Kulon Progo, dirajogja.com - Penyuluh Agama Islam KUA Pengasih, Muhammad Musodiqin, S.Sos., bersama Pendamping PKH, Eny Puri Rahayu, kembali melanjutkan rangkaian edukasi masyarakat dalam pertemuan rutin Program Keluarga Harapan (PKH) di kediaman Ibu Lasiyem, RT 017 Kalinongko, Kedungsari, Pengasih, Senin (07/09/26) pukul 11.00 WIB.
Dalam kesempatan tersebut, Eny Puri Rahayu memaparkan kriteria rinci penerima bantuan sosial berdasarkan pemeringkatan data terpadu. Ia menjelaskan bahwa hak kepesertaan PKH diperuntukkan bagi kelompok masyarakat yang berada pada Desil 1 hingga Desil 4, yakni kategori sangat miskin (Desil 1), miskin (Desil 2), hampir miskin (Desil 3), dan rentan miskin (Desil 4). Eny juga mengimbau warga untuk secara mandiri memantau status kepesertaan mereka melalui laman resmi Cek Bansos Kemensos dengan menggunakan NIK KTP demi transparansi data.
Melengkapi materi teknis tersebut, Muhammad Musodiqin memberikan penguatan kerohanian melalui pesan Hadis Riwayat Ath-Thabrani tentang keutamaan zakat dan sedekah. Ia mengajak warga untuk senantiasa membentengi harta dan memohon kesembuhan atas penyakit melalui amalan berbagi.

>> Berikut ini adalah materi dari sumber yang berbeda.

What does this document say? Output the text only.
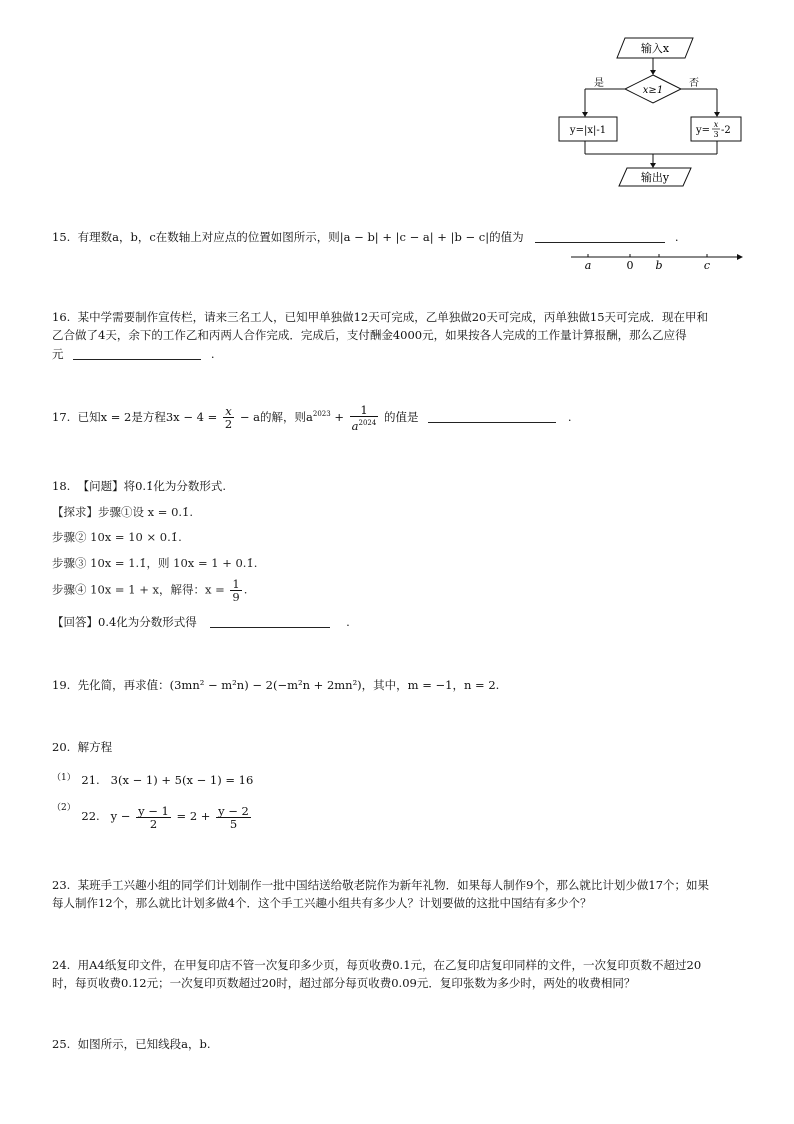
输入x
x≥1
是	否
y=|x|-1	y=
x
3 -2
输出y
15. 有理数a，b，c在数轴上对应点的位置如图所示，则|a − b| + |c − a| + |b − c|的值为	.
a	0 b	c
16. 某中学需要制作宣传栏，请来三名工人，已知甲单独做12天可完成，乙单独做20天可完成，丙单独做15天可完成．现在甲和
乙合做了4天，余下的工作乙和丙两人合作完成．完成后，支付酬金4000元，如果按各人完成的工作量计算报酬，那么乙应得
元	.
17. 已知x = 2是方程$3x - 4 = \frac{x}{2} - a$的解，则$a^{2023} + \frac{1}{a^{2024}}$ 的值是	.
18. 【问题】将0.1̇化为分数形式.
【探求】步骤①设 x = 0.1̇.
步骤② 10x = 10 × 0.1̇.
步骤③ 10x = 1.1̇，则 10x = 1 + 0.1̇.
步骤④ 10x = 1 + x，解得：$x = \frac{1}{9}$ .
【回答】0.4̇化为分数形式得	.
19. 先化简，再求值：(3mn² − m²n) − 2(−m²n + 2mn²)，其中，m = −1，n = 2.
20. 解方程
$^{(1)}$ 21. 3(x − 1) + 5(x − 1) = 16
$^{(2)}$ 22. $y - \frac{y - 1}{2} = 2 + \frac{y - 2}{5}$
23. 某班手工兴趣小组的同学们计划制作一批中国结送给敬老院作为新年礼物．如果每人制作9个，那么就比计划少做17个；如果
每人制作12个，那么就比计划多做4个．这个手工兴趣小组共有多少人？计划要做的这批中国结有多少个？
24. 用A4纸复印文件，在甲复印店不管一次复印多少页，每页收费0.1元，在乙复印店复印同样的文件，一次复印页数不超过20
时，每页收费0.12元；一次复印页数超过20时，超过部分每页收费0.09元．复印张数为多少时，两处的收费相同？
25. 如图所示，已知线段a，b.
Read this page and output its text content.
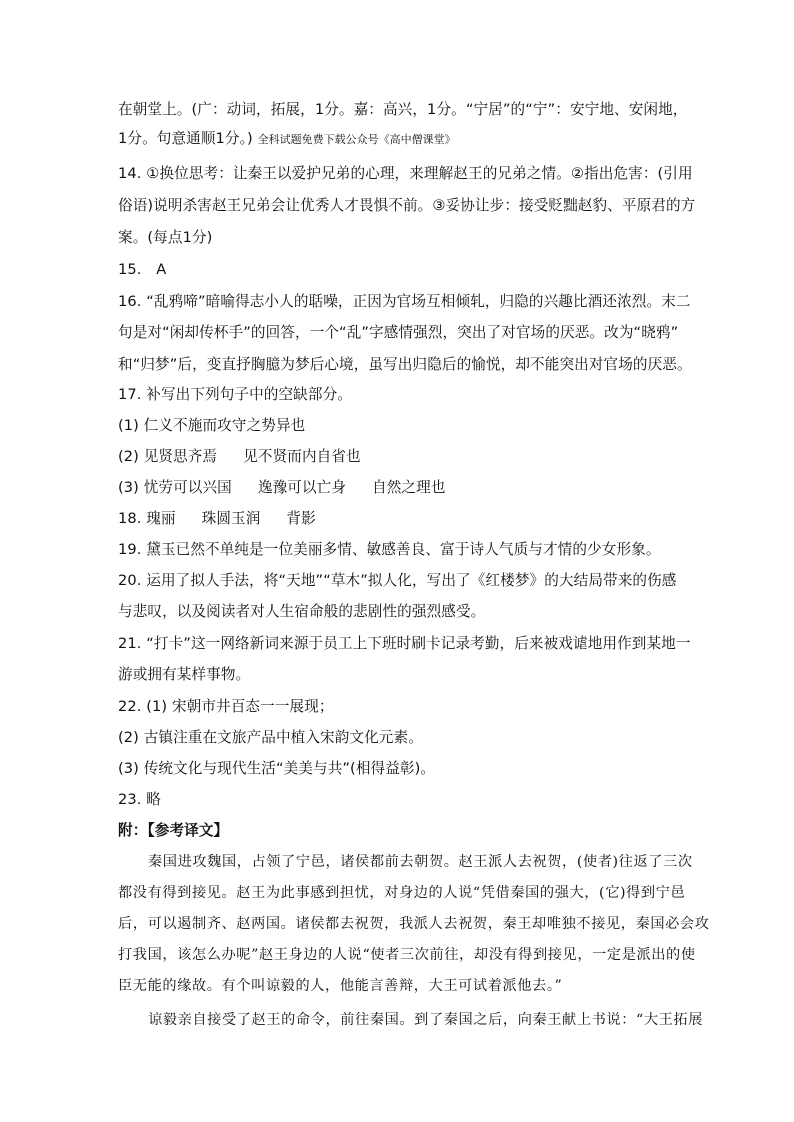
在朝堂上。(广：动词，拓展，1分。嘉：高兴，1分。“宁居”的“宁”：安宁地、安闲地，
1分。句意通顺1分。) 全科试题免费下载公众号《高中僧课堂》
14. ①换位思考：让秦王以爱护兄弟的心理，来理解赵王的兄弟之情。②指出危害：(引用
俗语)说明杀害赵王兄弟会让优秀人才畏惧不前。③妥协让步：接受贬黜赵豹、平原君的方
案。(每点1分)
15.　A
16. “乱鸦啼”暗喻得志小人的聒噪，正因为官场互相倾轧，归隐的兴趣比酒还浓烈。末二
句是对“闲却传杯手”的回答，一个“乱”字感情强烈，突出了对官场的厌恶。改为“晓鸦”
和“归梦”后，变直抒胸臆为梦后心境，虽写出归隐后的愉悦，却不能突出对官场的厌恶。
17. 补写出下列句子中的空缺部分。
(1) 仁义不施而攻守之势异也
(2) 见贤思齐焉 见不贤而内自省也
(3) 忧劳可以兴国 逸豫可以亡身 自然之理也
18. 瑰丽 珠圆玉润 背影
19. 黛玉已然不单纯是一位美丽多情、敏感善良、富于诗人气质与才情的少女形象。
20. 运用了拟人手法，将“天地”“草木”拟人化，写出了《红楼梦》的大结局带来的伤感
与悲叹，以及阅读者对人生宿命般的悲剧性的强烈感受。
21. “打卡”这一网络新词来源于员工上下班时刷卡记录考勤，后来被戏谑地用作到某地一
游或拥有某样事物。
22. (1) 宋朝市井百态一一展现；
(2) 古镇注重在文旅产品中植入宋韵文化元素。
(3) 传统文化与现代生活“美美与共”(相得益彰)。
23. 略
附：【参考译文】
秦国进攻魏国，占领了宁邑，诸侯都前去朝贺。赵王派人去祝贺，(使者)往返了三次
都没有得到接见。赵王为此事感到担忧，对身边的人说“凭借秦国的强大，(它)得到宁邑
后，可以遏制齐、赵两国。诸侯都去祝贺，我派人去祝贺，秦王却唯独不接见，秦国必会攻
打我国，该怎么办呢”赵王身边的人说“使者三次前往，却没有得到接见，一定是派出的使
臣无能的缘故。有个叫谅毅的人，他能言善辩，大王可试着派他去。”
谅毅亲自接受了赵王的命令，前往秦国。到了秦国之后，向秦王献上书说：“大王拓展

Menurutnya, pemahaman keagamaan ini penting agar masyarakat selalu meletakkan keberkahan dan rasa syukur di atas setiap rezeki yang diterima.
Secara terpisah, Kepala KUA Pengasih, Yusma Alam Rangga, S.H.I., M.S.I., menyampaikan dukungannya atas konsistensi bimbingan masyarakat yang dijalankan jajarannya.
"Edukasi yang menyentuh aspek regulasi sekaligus spiritual seperti ini sangat krusial. Kami berharap keterlibatan Penyuluh Agama Islam mampu membawa pencerahan, sehingga masyarakat tidak hanya paham aturan main bantuan pemerintah, tetapi juga memiliki kesadaran beragama yang kuat untuk saling membantu dan membersihkan harta lewat zakat serta sedekah," ungkap Rangga.
Sinergi antara pendamping sosial dan penyuluh agama ini mendapat respon positif dari para peserta yang hadir.